What is the difference?
- The line between culpable homicide and murder is thin.
- Murder is punishable under Section 302 with death or life imprisonment.
- On the other hand, forms of culpable homicide attract either a life term or 10 years in prison under Section 304 of the IPC.
- It is the courts that usually assess the circumstances in which a homicide took place and decide whether it amounted to murder or not.
What is the police’s argument?
- The two-pronged argument from the police side is that -
- the medical report gave the cause of death as ‘cardiac arrest due to stress’
- the victim did not die immediately, but succumbed some days later
- The police also said that a second opinion from forensic experts was that the death was caused due to a combination of heart attack and the injuries.
What are the contentions?
- Cause - Merely attributing death to a heart attack is illogical without referring to the trauma caused by the physical assault.

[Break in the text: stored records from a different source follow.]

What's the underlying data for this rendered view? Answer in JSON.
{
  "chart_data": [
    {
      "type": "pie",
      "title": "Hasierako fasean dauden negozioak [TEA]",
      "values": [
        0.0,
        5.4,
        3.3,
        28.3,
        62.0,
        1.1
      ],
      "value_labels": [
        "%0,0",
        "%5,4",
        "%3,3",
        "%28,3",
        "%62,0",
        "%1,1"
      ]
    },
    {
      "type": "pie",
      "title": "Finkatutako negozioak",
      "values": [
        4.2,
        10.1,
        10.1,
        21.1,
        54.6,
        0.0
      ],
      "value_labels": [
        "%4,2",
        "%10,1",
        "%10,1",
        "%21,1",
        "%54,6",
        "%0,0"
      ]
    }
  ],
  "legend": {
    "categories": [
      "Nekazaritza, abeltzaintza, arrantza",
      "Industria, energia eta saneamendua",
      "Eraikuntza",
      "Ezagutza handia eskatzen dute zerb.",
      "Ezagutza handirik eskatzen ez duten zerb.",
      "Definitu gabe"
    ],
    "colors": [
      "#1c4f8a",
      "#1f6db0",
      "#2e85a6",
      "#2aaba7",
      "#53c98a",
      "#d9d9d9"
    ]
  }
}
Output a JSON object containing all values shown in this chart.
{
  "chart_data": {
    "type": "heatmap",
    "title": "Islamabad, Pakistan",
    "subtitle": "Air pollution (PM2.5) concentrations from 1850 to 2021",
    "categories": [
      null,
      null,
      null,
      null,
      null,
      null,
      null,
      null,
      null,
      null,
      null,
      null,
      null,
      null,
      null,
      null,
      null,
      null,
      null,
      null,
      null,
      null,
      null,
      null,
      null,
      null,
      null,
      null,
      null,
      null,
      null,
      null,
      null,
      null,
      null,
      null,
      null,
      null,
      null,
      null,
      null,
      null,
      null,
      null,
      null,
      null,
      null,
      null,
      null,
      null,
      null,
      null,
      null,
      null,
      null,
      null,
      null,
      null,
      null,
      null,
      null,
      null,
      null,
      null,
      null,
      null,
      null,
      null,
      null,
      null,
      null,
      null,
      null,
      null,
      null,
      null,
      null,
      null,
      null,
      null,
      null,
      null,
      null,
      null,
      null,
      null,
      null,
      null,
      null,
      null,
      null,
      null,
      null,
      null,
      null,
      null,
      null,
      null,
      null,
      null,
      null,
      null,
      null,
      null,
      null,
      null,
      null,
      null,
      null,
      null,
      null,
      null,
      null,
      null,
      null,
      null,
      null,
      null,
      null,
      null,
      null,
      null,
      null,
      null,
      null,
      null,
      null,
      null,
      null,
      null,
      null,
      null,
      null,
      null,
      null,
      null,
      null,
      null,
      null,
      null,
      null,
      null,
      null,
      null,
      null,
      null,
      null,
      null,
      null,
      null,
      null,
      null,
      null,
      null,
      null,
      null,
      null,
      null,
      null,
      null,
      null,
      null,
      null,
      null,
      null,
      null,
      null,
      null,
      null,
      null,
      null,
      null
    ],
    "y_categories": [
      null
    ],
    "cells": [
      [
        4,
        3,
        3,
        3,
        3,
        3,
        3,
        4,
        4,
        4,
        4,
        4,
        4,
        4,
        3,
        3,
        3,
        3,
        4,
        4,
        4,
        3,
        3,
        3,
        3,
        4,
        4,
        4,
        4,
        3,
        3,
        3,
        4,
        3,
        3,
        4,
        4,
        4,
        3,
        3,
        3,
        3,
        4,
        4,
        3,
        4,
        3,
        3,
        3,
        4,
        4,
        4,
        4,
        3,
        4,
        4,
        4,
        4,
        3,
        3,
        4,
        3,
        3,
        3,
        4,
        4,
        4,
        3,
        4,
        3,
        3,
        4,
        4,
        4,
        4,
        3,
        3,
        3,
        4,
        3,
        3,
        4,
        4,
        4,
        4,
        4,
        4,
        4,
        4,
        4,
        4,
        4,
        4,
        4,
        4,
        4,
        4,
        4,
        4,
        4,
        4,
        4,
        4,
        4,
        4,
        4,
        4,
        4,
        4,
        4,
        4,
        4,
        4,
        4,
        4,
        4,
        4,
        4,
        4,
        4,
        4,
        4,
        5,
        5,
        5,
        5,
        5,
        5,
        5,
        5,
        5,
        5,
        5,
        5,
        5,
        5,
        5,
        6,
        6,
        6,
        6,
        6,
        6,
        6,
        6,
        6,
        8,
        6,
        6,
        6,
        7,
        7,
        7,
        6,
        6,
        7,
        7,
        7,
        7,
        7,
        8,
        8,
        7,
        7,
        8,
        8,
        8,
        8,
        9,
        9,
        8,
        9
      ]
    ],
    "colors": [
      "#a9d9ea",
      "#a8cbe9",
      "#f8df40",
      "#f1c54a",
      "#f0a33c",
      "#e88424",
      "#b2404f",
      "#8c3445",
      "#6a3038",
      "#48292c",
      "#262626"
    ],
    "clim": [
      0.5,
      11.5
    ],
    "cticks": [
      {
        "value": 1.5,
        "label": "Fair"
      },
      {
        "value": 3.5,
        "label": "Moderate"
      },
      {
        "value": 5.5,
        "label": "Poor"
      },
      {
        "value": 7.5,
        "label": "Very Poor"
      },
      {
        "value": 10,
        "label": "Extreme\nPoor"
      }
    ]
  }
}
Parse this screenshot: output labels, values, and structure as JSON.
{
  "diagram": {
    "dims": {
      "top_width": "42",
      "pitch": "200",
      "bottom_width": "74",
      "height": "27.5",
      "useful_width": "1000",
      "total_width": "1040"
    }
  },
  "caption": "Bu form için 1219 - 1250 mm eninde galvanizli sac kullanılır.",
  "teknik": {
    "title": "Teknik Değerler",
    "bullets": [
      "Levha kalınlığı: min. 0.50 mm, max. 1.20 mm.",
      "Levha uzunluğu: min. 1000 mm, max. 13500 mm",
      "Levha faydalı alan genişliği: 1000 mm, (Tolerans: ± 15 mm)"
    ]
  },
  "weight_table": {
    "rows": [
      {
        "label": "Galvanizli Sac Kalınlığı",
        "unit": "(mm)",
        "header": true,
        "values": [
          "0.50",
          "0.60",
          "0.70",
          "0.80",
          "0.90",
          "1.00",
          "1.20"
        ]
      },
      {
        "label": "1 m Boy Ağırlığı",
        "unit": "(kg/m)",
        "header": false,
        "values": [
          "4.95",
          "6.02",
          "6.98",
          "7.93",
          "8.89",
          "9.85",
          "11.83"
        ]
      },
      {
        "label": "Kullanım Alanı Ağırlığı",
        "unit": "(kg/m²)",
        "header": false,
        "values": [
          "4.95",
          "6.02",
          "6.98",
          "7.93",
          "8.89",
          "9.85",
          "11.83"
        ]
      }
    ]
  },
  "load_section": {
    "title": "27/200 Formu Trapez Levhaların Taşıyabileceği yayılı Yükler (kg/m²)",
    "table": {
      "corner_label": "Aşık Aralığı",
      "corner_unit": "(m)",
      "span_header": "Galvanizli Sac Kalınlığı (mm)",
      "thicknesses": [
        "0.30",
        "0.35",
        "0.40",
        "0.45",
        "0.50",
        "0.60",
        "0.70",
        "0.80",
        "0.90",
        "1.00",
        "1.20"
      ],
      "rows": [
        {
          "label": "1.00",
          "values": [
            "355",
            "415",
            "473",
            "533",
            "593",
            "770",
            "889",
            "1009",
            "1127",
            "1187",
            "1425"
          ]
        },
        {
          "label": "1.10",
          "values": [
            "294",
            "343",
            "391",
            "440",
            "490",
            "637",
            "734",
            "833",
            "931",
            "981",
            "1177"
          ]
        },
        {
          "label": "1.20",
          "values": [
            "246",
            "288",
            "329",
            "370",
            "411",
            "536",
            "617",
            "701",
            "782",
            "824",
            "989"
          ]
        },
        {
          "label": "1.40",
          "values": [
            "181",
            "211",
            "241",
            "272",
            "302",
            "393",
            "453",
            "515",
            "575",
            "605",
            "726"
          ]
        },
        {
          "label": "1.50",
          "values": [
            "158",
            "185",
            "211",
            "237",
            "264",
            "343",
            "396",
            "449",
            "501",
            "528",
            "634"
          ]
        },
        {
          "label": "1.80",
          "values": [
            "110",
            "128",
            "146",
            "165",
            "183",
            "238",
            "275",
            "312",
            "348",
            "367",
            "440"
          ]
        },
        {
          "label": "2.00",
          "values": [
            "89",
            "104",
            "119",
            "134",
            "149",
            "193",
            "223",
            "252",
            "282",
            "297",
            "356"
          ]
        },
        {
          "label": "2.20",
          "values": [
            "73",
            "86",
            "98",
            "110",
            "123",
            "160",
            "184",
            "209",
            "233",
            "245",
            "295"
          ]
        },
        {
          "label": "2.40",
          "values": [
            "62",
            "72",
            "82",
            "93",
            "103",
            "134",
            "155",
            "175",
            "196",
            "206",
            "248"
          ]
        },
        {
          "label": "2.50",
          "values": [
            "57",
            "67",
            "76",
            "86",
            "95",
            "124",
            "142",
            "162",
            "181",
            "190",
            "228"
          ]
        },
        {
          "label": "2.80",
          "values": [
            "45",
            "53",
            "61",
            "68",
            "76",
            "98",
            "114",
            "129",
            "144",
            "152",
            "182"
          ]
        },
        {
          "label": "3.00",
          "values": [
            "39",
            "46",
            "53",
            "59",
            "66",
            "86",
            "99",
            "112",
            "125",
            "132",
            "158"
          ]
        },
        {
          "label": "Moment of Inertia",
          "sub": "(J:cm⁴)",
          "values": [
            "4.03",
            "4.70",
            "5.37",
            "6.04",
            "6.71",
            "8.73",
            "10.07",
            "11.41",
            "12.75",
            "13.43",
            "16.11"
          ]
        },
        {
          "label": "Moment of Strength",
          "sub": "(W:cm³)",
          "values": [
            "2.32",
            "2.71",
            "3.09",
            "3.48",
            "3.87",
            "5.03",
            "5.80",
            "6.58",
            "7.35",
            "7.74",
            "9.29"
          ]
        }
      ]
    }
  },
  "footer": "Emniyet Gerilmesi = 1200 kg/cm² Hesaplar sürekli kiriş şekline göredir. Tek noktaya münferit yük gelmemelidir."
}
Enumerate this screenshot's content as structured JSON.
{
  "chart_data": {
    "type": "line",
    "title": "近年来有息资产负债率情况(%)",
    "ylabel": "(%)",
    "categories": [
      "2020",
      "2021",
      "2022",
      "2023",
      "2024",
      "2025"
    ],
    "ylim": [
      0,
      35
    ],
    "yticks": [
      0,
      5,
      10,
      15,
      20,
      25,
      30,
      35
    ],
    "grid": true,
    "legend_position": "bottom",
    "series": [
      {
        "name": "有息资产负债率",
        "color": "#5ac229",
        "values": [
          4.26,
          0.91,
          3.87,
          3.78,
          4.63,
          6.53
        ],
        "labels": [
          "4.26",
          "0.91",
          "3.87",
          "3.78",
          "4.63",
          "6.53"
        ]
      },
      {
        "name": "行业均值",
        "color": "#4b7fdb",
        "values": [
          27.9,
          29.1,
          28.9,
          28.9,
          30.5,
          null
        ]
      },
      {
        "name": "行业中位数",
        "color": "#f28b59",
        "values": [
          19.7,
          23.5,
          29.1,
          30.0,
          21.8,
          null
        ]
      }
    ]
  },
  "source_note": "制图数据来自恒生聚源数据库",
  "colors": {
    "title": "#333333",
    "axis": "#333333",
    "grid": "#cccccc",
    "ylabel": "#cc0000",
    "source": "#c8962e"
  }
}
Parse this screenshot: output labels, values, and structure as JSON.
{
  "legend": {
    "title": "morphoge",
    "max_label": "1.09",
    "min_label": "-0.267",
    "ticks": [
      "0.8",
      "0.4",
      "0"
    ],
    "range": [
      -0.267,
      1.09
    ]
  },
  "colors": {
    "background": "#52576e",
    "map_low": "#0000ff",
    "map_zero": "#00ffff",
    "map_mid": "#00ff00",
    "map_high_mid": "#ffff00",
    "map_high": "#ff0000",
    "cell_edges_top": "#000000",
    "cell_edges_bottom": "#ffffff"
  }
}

- Prosecution - It may not make a legal difference to the prosecution whether the accused is given a life term for murder or mere culpable homicide not amounting to murder.
- However, invoking only the offence of culpable homicide may make it easier for the defence to claim that their offence lacked premeditation or intention.
- They could instead claim that they were deprived of their self-control by the “provocation” given by the victim.
- It is also unclear if the police would include accounts of claims that Ansari was forced to chant ‘Jai Shri Ram’.
- Recording it may actually help establish a clear sectarian motive on the part of the crowd to turn into a lynch mob and attack him.
- Precedent - The narrative in lynching incidents that it was the victim who was at fault may be reiterated in future unless the prosecution resolutely makes a case of murder.
What does this call for?
- The suspicion that the Ansari case is being diluted underscores the need for a special anti-lynching law.
- Such a law could cover acts of group violence, whether spontaneous or planned.
- This may ensure that those who join lynch mobs do not gain from any ambiguity about their intentions.